A post at the Canadian Developer Connection blog last week caught my eye. Joey deVilla posted about something he had read at the Harvard Business blog related to interview questions. In both posts you learn about Captain Chesley Sullenberger, the pilot who safely made an emergency landing in the Hudson river last month. What does “Sully” do in his spare time? Anything and everything related to aviation, apparently. As a result, both posts argue that the most important interview question to ask, is:
“What do you do in your spare time?”
I couldn’t agree more. People who are excellent at their jobs are probably passionate about what they do, and spend more time and energy on things related to their area of expertise/interest than the average person. My experience with software development definitely backs this up.
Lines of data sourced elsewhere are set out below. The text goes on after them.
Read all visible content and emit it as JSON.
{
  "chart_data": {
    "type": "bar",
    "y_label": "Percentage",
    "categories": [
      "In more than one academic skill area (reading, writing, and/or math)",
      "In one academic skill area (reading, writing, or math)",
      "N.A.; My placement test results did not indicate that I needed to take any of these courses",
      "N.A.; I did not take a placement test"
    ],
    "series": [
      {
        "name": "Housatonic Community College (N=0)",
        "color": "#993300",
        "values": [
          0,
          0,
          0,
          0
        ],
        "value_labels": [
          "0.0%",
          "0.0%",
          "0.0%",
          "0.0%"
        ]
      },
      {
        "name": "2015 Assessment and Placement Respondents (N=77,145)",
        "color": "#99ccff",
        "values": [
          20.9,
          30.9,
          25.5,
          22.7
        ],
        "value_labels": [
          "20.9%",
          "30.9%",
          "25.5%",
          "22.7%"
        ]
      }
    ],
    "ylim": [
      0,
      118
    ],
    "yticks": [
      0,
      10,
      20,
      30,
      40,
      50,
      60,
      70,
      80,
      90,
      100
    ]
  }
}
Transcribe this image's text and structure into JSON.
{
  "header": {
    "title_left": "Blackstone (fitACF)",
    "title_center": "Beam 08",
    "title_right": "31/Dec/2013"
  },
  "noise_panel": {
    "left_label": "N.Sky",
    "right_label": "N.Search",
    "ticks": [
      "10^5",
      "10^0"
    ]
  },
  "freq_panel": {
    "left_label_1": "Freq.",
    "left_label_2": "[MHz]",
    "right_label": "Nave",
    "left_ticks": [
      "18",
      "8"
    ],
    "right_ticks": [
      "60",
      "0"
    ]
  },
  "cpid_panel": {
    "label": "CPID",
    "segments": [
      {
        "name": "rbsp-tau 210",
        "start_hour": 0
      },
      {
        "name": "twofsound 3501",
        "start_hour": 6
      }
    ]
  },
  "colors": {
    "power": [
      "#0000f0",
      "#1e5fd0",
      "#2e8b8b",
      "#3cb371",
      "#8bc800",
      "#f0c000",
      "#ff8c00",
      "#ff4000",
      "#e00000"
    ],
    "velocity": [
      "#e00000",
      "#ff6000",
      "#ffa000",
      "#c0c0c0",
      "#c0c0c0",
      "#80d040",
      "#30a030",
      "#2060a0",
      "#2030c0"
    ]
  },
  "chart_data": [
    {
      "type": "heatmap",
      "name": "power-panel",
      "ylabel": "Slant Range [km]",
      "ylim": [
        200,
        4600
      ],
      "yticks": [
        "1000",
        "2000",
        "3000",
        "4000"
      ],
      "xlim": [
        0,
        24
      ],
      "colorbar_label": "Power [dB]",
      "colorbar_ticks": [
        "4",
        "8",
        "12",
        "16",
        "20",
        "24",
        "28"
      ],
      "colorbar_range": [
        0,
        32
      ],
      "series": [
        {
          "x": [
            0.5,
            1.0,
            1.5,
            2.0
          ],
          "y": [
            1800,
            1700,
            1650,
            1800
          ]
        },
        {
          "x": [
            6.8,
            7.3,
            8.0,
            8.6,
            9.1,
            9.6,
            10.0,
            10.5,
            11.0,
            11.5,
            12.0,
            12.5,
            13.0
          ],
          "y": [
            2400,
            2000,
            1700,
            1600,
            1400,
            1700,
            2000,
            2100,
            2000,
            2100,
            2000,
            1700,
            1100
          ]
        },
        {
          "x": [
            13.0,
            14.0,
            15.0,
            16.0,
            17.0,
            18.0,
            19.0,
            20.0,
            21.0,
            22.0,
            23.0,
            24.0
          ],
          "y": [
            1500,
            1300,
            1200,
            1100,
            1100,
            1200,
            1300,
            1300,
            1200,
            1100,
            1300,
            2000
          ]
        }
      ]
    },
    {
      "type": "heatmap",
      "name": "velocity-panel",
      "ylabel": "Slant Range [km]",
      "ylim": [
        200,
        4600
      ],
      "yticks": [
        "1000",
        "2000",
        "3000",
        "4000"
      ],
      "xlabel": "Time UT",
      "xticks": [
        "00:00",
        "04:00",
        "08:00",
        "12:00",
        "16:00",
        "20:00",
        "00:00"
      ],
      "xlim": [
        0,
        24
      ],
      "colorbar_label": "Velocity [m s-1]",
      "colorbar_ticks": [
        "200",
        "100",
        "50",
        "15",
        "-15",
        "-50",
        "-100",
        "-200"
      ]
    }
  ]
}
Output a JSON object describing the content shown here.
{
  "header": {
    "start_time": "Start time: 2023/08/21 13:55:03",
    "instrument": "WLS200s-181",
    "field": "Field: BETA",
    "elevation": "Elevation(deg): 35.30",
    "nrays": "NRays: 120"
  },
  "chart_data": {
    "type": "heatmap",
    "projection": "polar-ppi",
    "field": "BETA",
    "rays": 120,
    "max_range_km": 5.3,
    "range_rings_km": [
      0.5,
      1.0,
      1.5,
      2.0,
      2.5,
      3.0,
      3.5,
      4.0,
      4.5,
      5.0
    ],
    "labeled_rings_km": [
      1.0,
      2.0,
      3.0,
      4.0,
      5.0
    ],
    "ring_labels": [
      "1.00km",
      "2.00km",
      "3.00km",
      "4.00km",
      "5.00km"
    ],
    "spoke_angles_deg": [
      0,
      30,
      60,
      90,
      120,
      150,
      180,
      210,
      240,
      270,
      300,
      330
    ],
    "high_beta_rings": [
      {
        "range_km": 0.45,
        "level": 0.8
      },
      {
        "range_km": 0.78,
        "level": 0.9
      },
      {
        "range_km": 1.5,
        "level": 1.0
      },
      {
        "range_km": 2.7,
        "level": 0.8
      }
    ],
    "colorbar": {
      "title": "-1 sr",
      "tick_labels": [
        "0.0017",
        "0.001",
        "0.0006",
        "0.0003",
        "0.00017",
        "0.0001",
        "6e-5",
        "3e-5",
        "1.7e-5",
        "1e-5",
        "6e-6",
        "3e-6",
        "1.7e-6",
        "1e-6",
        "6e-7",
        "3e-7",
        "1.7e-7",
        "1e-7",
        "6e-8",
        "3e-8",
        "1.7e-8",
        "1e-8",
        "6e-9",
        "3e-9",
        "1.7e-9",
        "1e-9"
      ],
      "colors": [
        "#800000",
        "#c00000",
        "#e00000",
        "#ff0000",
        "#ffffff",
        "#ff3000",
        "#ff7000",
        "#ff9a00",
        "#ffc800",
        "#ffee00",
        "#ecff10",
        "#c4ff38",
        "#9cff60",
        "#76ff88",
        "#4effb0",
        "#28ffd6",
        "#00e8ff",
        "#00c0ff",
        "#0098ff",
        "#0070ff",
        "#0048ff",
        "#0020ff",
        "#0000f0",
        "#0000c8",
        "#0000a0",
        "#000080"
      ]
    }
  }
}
The best developers are usually the ones who go home and work on a hobby project after they’re done with the “day job”. There are exceptions, of course, but as a general rule I think you need to practice your craft outside of work to be good at it.
I’m currently reading Malcolm Gladwell’s Outliers, and right near the beginning of the book he argues the same point. Practice makes perfect. He estimates you need to spend 10,000 hours practicing something to truly master it. Gladwell uses The Beatles, Bill Joy, and Bill Gates as examples, and argues that in addition to their hard work it was a series of fortunate events that made it possible for them to spend about 10,000 hours practicing, and that’s what truly made them successful.
Every time I look at a resume, I look for the “extra” stuff. In the case of a developer, I look for programming competitions, contributions to open source projects, anything outside of school and work. It’s amazing how few mention anything like that.
I want to see passion, and by extension, practice!